Наконец, сделав над собою невероятное усилие, с багровым румянцем на щеках, он исступленно крикнул в упор, в самое лицо Глеба:
— Скотина!
И с воем метнулся прочь от берега, назад к обрыву, от этого проклятого Глеба и беспомощной Лизы, унося в себе почти нестерпимую боль обиды и ярость, беспредельную ярость, едва умещавшуюся в его исступленной душе.
Вечером отец подозвал его и спросил с тем страшным, ледяным спокойствием, которое всегда предшествует гневу:
— Что ты сделал?
Но Марк не знал вины за собою, и потому молчал, глядя исподлобья на отца с видом затравленного зверя, готового защищаться и ненавидеть.
И вот звонкий свистящий удар обжег его щеку и почти лишил сознания.
Потом ему сказали его вину: он сманил сына управляющего смотреть на купающихся и оскорбил его бранью.
Марк не оправдывался. Он понял подлую ложь Глеба и не удивлялся ей.
Здесь, в этом маленьком городе, лгали все от мала до велика: и на фабрике, и за черными шлюзами каналов, и у сине-темной Ладоги, над которой кропотливо и упорно облитые потом гоньщики тянули барки и беляны по ровным, как лента, берегам каналов.
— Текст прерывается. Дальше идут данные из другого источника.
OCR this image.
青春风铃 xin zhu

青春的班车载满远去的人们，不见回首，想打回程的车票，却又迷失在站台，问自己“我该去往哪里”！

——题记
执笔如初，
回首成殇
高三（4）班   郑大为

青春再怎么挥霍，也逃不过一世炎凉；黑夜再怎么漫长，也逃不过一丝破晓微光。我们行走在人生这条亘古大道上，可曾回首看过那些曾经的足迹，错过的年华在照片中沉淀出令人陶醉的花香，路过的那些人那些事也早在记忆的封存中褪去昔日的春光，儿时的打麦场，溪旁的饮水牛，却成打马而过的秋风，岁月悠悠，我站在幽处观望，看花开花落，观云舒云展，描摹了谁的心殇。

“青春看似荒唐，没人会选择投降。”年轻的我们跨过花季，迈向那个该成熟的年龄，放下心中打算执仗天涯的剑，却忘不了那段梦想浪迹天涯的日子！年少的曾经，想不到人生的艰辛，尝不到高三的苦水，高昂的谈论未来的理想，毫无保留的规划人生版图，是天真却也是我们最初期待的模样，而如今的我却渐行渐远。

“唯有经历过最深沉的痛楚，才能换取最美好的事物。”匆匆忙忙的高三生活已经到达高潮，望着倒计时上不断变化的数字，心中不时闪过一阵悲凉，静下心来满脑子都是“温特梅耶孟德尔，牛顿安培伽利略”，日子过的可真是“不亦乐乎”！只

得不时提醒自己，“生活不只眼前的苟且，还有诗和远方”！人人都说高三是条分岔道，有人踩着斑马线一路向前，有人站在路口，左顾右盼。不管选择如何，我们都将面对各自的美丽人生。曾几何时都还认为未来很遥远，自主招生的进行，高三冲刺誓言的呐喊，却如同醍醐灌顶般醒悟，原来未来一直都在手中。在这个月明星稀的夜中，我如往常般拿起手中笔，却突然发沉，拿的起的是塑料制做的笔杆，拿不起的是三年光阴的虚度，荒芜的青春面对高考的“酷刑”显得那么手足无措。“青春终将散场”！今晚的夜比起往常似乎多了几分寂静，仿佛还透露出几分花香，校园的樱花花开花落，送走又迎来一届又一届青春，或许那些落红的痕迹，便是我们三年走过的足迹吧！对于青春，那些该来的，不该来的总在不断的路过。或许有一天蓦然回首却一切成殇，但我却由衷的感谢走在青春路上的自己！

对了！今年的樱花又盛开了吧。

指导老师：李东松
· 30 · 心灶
Лгала фабрика, лгала жизнь, лгали окружающие, лгали, борясь за право существования, из-за куска хлеба и тех грошей, которые так тщательно береглись за несколькими замками для того только, чтобы, выглянув из-под них, разойтись по миру, сея новую ложь, распри и пороки. И лгали зря, просто и бесцельно, потому только, что ложь была в мире и в них.
И оттого они и казались Марку воплощением зла и неправды.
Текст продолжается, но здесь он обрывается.